まあ、しかし今の言語の良いところは、C 言語での malloc と free が不要な点でしょう。いわゆるメモリーの動的確保と解放です。この free を忘れると、演算をするたびに自由に使えるメモリー領域が減っていき、最後には PC が固まってしまう。このガーベッジコレクション(というのかな?)が裏で働いてくれるお陰で、安心してプログラムが作れるようになった。また、私が C 言語ではなく Perl に移った主な原因もこれです。

ちなみに、上記の電顕についていた画像処理装置(Cognex)は C 言語で動くのだが、フリーのメモリーの現在量を示してくれる関数があった。これは大変便利。

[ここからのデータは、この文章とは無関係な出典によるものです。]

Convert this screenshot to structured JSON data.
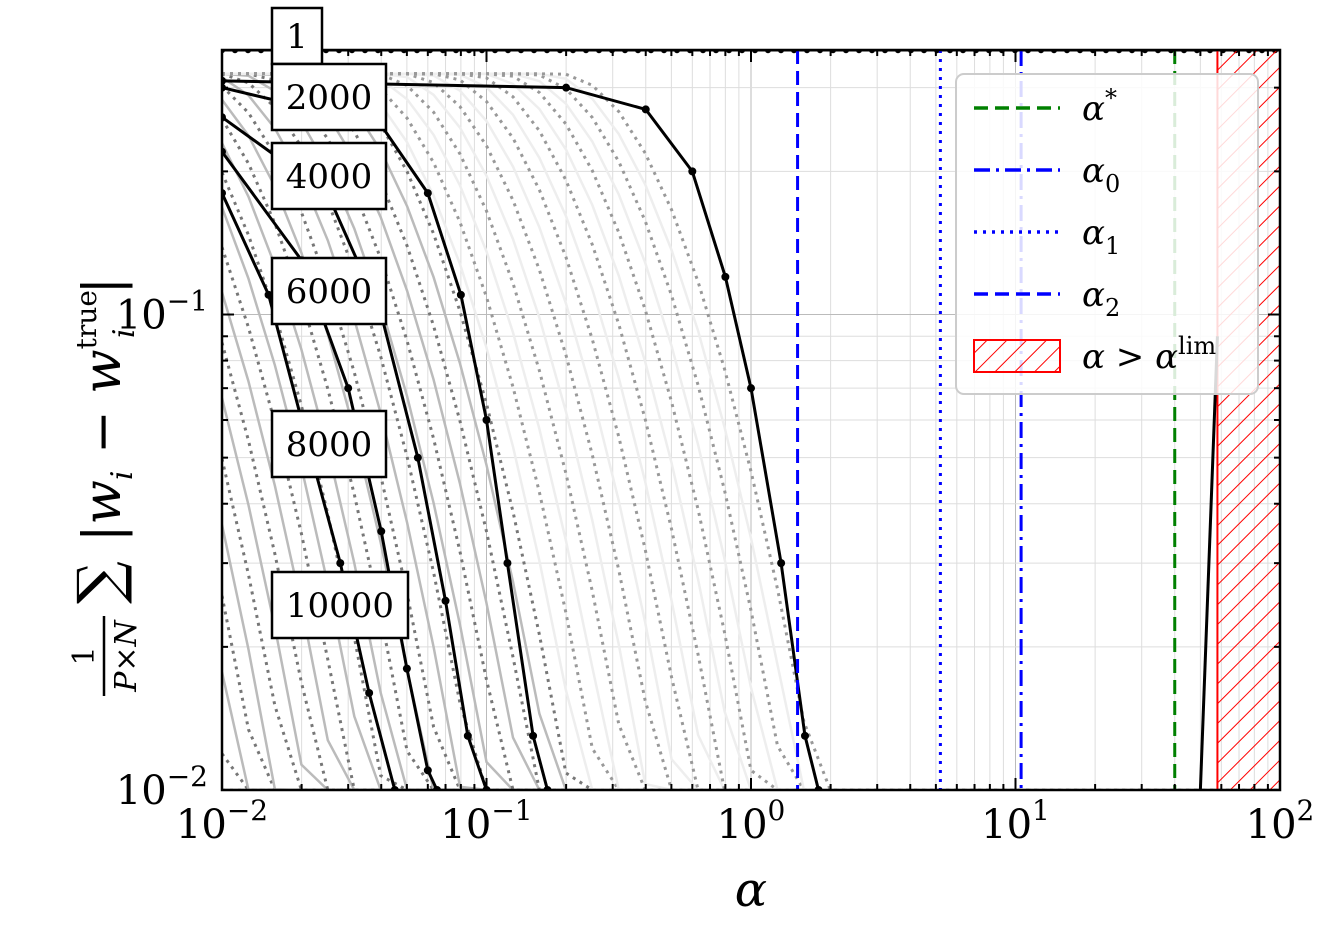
{
  "chart_data": {
    "type": "line",
    "xlabel": "α",
    "ylabel_parts": {
      "fraction_num": "1",
      "fraction_den": "P×N",
      "sigma": "∑",
      "body": "|w",
      "sub_i": "i",
      "minus": " − w",
      "sup": "true",
      "close": "|"
    },
    "xscale": "log",
    "yscale": "log",
    "xlim": [
      0.01,
      100
    ],
    "ylim": [
      0.01,
      0.36
    ],
    "grid": true,
    "x_ticks": [
      {
        "value": 0.01,
        "base": "10",
        "exp": "−2"
      },
      {
        "value": 0.1,
        "base": "10",
        "exp": "−1"
      },
      {
        "value": 1,
        "base": "10",
        "exp": "0"
      },
      {
        "value": 10,
        "base": "10",
        "exp": "1"
      },
      {
        "value": 100,
        "base": "10",
        "exp": "2"
      }
    ],
    "y_ticks": [
      {
        "value": 0.01,
        "base": "10",
        "exp": "−2"
      },
      {
        "value": 0.1,
        "base": "10",
        "exp": "−1"
      }
    ],
    "annotations": [
      "1",
      "2000",
      "4000",
      "6000",
      "8000",
      "10000"
    ],
    "series": [
      {
        "name": "1",
        "style": "solid-markers",
        "points": [
          [
            0.01,
            0.36
          ],
          [
            100,
            0.36
          ]
        ]
      },
      {
        "name": "2000",
        "style": "solid-markers",
        "points": [
          [
            0.01,
            0.31
          ],
          [
            0.2,
            0.3
          ],
          [
            0.4,
            0.27
          ],
          [
            0.6,
            0.2
          ],
          [
            0.8,
            0.12
          ],
          [
            1.0,
            0.07
          ],
          [
            1.3,
            0.03
          ],
          [
            1.6,
            0.013
          ],
          [
            1.8,
            0.01
          ]
        ]
      },
      {
        "name": "4000",
        "style": "solid-markers",
        "points": [
          [
            0.01,
            0.3
          ],
          [
            0.04,
            0.25
          ],
          [
            0.06,
            0.18
          ],
          [
            0.08,
            0.11
          ],
          [
            0.1,
            0.06
          ],
          [
            0.12,
            0.03
          ],
          [
            0.15,
            0.013
          ],
          [
            0.17,
            0.01
          ]
        ]
      },
      {
        "name": "6000",
        "style": "solid-markers",
        "points": [
          [
            0.01,
            0.26
          ],
          [
            0.025,
            0.18
          ],
          [
            0.04,
            0.1
          ],
          [
            0.055,
            0.05
          ],
          [
            0.07,
            0.025
          ],
          [
            0.085,
            0.013
          ],
          [
            0.1,
            0.01
          ]
        ]
      },
      {
        "name": "8000",
        "style": "solid-markers",
        "points": [
          [
            0.01,
            0.22
          ],
          [
            0.02,
            0.13
          ],
          [
            0.03,
            0.07
          ],
          [
            0.04,
            0.035
          ],
          [
            0.05,
            0.018
          ],
          [
            0.06,
            0.011
          ],
          [
            0.065,
            0.01
          ]
        ]
      },
      {
        "name": "10000",
        "style": "solid-markers",
        "points": [
          [
            0.01,
            0.18
          ],
          [
            0.015,
            0.11
          ],
          [
            0.02,
            0.06
          ],
          [
            0.028,
            0.03
          ],
          [
            0.036,
            0.016
          ],
          [
            0.045,
            0.01
          ]
        ]
      }
    ],
    "vlines": [
      {
        "label": "α*",
        "x": 40,
        "color": "#008000",
        "dash": "dashed"
      },
      {
        "label": "α0",
        "x": 10.5,
        "color": "#0000ff",
        "dash": "dashdot"
      },
      {
        "label": "α1",
        "x": 5.2,
        "color": "#0000ff",
        "dash": "dotted"
      },
      {
        "label": "α2",
        "x": 1.5,
        "color": "#0000ff",
        "dash": "dashed"
      }
    ],
    "region": {
      "label": "α > αlim",
      "x_from": 58,
      "x_to": 100,
      "color": "#ff0000"
    },
    "legend": {
      "placement": "top-right",
      "entries": [
        {
          "main": "α",
          "script": "*",
          "script_type": "sup",
          "color": "#008000",
          "dash": "dashed"
        },
        {
          "main": "α",
          "script": "0",
          "script_type": "sub",
          "color": "#0000ff",
          "dash": "dashdot"
        },
        {
          "main": "α",
          "script": "1",
          "script_type": "sub",
          "color": "#0000ff",
          "dash": "dotted"
        },
        {
          "main": "α",
          "script": "2",
          "script_type": "sub",
          "color": "#0000ff",
          "dash": "dashed"
        },
        {
          "main": "α > α",
          "script": "lim",
          "script_type": "sup",
          "color": "#ff0000",
          "dash": "hatch"
        }
      ]
    }
  }
}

自分の作ったプログラムを動かす前と後とでわずかでもメモリー量が異なった場合、それはどこかで free を忘れているということを意味する。もし、この機能がなかったら半導体工場のオートメーション上で数時間使ったら必ず再起動してしまうといった事故が起きていたことだろう。

ところで、うちは生物系であるので、学生達はあまりコンピュータについて習ってきていない。しかし、今後はスマホにしろ AI にしろ、コンピュータ技術と無縁ではいられないので、少しは知っておく必要がある。そこで、PC のメモリーを 8 GB から 16 GB に増設するついでに、PC の中身を開いて「これはハードディスク、これがシムメモリー、これが CPU」と、一応の基礎を教えることにした。そしたら、NMR の三次元スペクトルのシリーズを 10 個ぐらい開いてピークを拾い始めると、なぜ自分の PC が急に重くなったり、時には落ちてしまうのかの理由も分かるはず。ついでに、それらがスマホとどのように対応しているのかを知ると、ちょっと親近感が湧くようだ。そう、何でもブラックボックスとプロトコールだけで済ませず、その原理を知ると面白いものなのだ。